Any help will be grately appreciated : victory:


----------



## loulou87 (Sep 10, 2010)

*substrate ideas*

morning, 

I have a beardie and substrate is personal choice i suppose, i use shelf/drawer liner IKEA PROTECTOR DRAWER CUPBOARD LINER/MAT150 X 50cm on eBay (end time 08-Oct-10 07:45:37 BST) this is the exact one i use. Its easy to clean, and you can get 2 changes at least, although you can use one peice over and over as its wipe clean, you just cut it out to the sixe you want and keep the rest of the roll for next time. it is grey too so neutral and doesnt look as messy as newspaper of paper towels. Also if you feed your beardie in his/her viv then crickets tend to hid underneath paper towels and newspaper whereas they cant get underneath shelf liner as it lays flay to the bottom of the viv. 

Alternatives are slate or tiles- like normal kitchen/bathroom tiles. I tried this too but found that you cant get them to fit exactly and you often need newspaper or towels for the bits you cant fit the tiles in. 

Sand is a definate no go im sure you know but causes impaction- personally i understand some people have used it for years and been fine but id rather remove the risk of impaction all together. walnut shells are also a no go. 

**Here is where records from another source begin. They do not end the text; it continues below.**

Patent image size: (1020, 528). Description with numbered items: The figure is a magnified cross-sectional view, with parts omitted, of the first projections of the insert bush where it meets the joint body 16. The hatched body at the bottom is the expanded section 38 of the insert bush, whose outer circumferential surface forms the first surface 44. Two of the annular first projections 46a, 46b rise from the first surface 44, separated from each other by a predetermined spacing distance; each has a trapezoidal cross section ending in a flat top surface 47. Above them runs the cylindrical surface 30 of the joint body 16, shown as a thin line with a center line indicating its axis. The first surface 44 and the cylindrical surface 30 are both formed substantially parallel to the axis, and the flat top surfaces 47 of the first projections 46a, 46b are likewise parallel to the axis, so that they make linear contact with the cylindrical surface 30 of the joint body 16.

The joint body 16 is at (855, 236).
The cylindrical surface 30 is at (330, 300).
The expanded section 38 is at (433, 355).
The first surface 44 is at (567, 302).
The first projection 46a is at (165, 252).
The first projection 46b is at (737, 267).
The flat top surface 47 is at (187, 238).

Like i said i suppose its personal choice but i prefer the drawer liner as above. hope this helps


----------



## Sephiroth (May 1, 2007)

ReptiTurf (aka Bio Grass) is good. It's made from compressed grass pellets and so is safe if ingested, but also being a particle substrate it allows beardies to dig around so is a bit more natural.

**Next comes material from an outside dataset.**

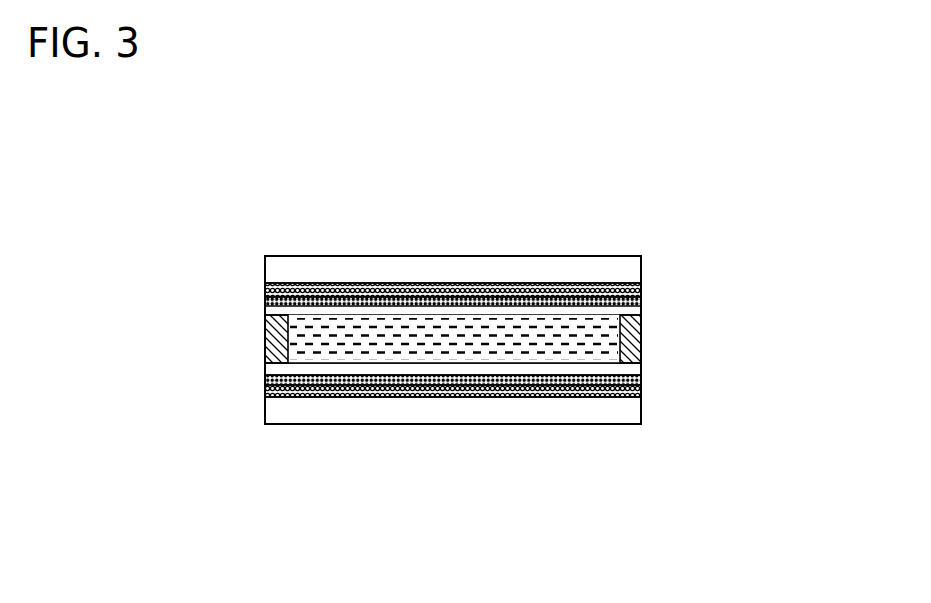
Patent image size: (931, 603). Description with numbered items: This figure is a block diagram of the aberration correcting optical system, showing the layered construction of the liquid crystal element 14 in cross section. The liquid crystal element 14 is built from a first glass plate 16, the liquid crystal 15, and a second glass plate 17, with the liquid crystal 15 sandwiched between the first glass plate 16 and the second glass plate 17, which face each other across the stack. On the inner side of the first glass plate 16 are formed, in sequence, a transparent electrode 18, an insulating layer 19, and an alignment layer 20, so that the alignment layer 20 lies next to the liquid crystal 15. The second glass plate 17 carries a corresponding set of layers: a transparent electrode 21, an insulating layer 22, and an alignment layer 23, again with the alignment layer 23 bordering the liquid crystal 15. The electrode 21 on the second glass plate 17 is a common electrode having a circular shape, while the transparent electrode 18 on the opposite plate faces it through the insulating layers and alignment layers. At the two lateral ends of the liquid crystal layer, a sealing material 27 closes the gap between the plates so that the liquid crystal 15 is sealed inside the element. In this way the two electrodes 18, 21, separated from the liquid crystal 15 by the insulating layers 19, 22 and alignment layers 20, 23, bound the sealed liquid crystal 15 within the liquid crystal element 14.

Only problem is it disintegrates a bit if water gets spilt on it


----------



## manuetaaz (Aug 23, 2010)

I like lino. You can choose the colours/patterns you like, it's easy to clean and it last a looooon time ^^


----------



## andy007 (May 13, 2008)

I'd go with Lino, Laminate flooring, Slate or other hard surface whilst they are young. When older, I use play sand without any issues.


----------



## wallakenne (Nov 5, 2008)

I use Playsand and had no problem with it but also used tiles for half of the viv which keeps their nails down to a suitable length.


----------



## Dragon Wolf (Oct 27, 2009)

Lino for babies, kiddies playsand for juveniles and adults


----------



## paulds (Mar 17, 2009)

Thanks folks, I do like the sandy look but if I'm gonna go for a baby then I will start with the tiles.:2thumb:

What about butchers grass?:whistling2:


----------



## AuntyLizard (Feb 7, 2007)

paulds said:


> Thanks folks, I do like the sandy look but if I'm gonna go for a baby then I will start with the tiles.:2thumb:
> 
> What about butchers grass?:whistling2:


If you mean like astro turf then yeah thats fine.. just make sure you keep the edges free from threads.

Liz


----------



## lizardboy5 (Aug 19, 2010)

i use this stuff called chipsi maize and as far as im aware u can get it from most pets shops as it is sutible for hamsters birds reptiles chincillas rabbits mice etc


----------



## Gemstone Dragons (Jul 29, 2009)

I use Lino for babies and Bran for adults :2thumb:


----------



## fiergiesreds71 (Apr 20, 2009)

Gemstone Dragons said:


> I use Lino for babies and Bran for adults :2thumb:


Hi Gemstone,

You are very well respected on here and I like your advice. I have a 4 month old male BD and I tiled his viv with textured ceramic tiles. Please could you tell me what oats you use, where you get them from, how deep you have them and your cleaning schedule as i find that idea very very interesting. If you had a pic i would be grateful too.

Thanks so much.


----------